A ship is torn apart by a terrifying storm when sailing in the very center of the ocean. Survived people are struggling on a lifeboat drifted by the ocean current. They are dehydrated because of lack of fresh water. The sun is up and high in the sky and there is no sigh of raining. People are desperate at the edge of death. At this point, a box of packaged goods from the crushed ship drifted by the sea passes by. People grab it and find some sort of magic membranes in it. They scoop up seawater, pour it through the membrane, taste the exudative water, and find out it is surprisingly fresh. And it only takes minutes to turn salty nasty seawater into lovely sweet freshwater with such membrane. What a magic.

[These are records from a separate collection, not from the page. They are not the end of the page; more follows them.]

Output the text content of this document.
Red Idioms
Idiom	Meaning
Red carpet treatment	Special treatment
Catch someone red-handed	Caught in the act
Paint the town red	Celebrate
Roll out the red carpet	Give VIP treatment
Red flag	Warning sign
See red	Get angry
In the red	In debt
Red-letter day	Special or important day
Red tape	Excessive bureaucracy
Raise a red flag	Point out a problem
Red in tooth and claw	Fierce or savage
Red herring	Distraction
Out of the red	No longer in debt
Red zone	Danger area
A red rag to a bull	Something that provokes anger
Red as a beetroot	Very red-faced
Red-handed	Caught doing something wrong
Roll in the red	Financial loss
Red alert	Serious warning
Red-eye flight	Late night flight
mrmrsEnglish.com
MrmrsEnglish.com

It seems that this scene only exists in some science fiction or sci-fi movie. But now it can be turned into reality thanks to the newly research progress in graphene oxide membranes. In Feb. 14th, an article named Precise and Ultrafast Molecular Sieving through Graphene Oxide Membranes was published on Science and drew a lot of attention since then. It is about the recent research findings made by Prof. WU HengAn and Dr. WANG FengChao from the Chinese Academy of Sciences Key Laboratory of Mechanical Behavior and Design of Materials, Department of Modern Mechanics, University of Science and Technology of China. They cooperate with Prof. A. K. Geim, winner of the 2010 Nobel Prize in Physics from University of Manchester, and made a breakthrough in the rapid permeation of ions and neutral molecules through a graphene oxide (GO) membrane in an aqueous solution. Together they identified that membranes based on graphene can simultaneously block the passage of very small molecules with hydrated radii smaller than 0.45 nanometers while allowing the rapid permeation of water several orders of magnitude faster than predicted, based on diffusion theory.
Although graphene-based materials have been known for their unique features in filtration and separation, their interrelationship with water hasn’t been unveiled until the discovery of WU and the groups. Graphene-based materials can have well-defined nanometer pores and can exhibit low frictional water flow inside them. In the dry state, they are vacuum-tight. But once immersed in water, a network of nanocapillaries open up, then they act as molecular sieves, blocking all solutes with hydrated radii larger than 4.5 angstroms and accepting only species that fit in. The anomalously fast permeation is attributed to a capillary-like high pressure acting on ions inside graphene capillaries. These properties of GO membranes promise an interesting material to consider for separation and filtration technologies, particularly those that target extraction of valuable solutes from complex mixtures. It then may be possible that one monolayer of water would still go through a GO membrane, but even the smallest salts would be rejected. In which case, salty seawater can be desalinated and turned into sweet freshwater with a single GO membrane.
The research result is very promising and Science even published an article to assess its future development and application. GO membranes are particularly attractive because they are easy to fabricate and mechanically robust and should be amenable to industrial-scale production.
With the prosperous development in science and technology, many scenes you may have imagined or seen in science fictions or movies will actually come true someday, and the scene described in the very beginning of this report would mostly become reality.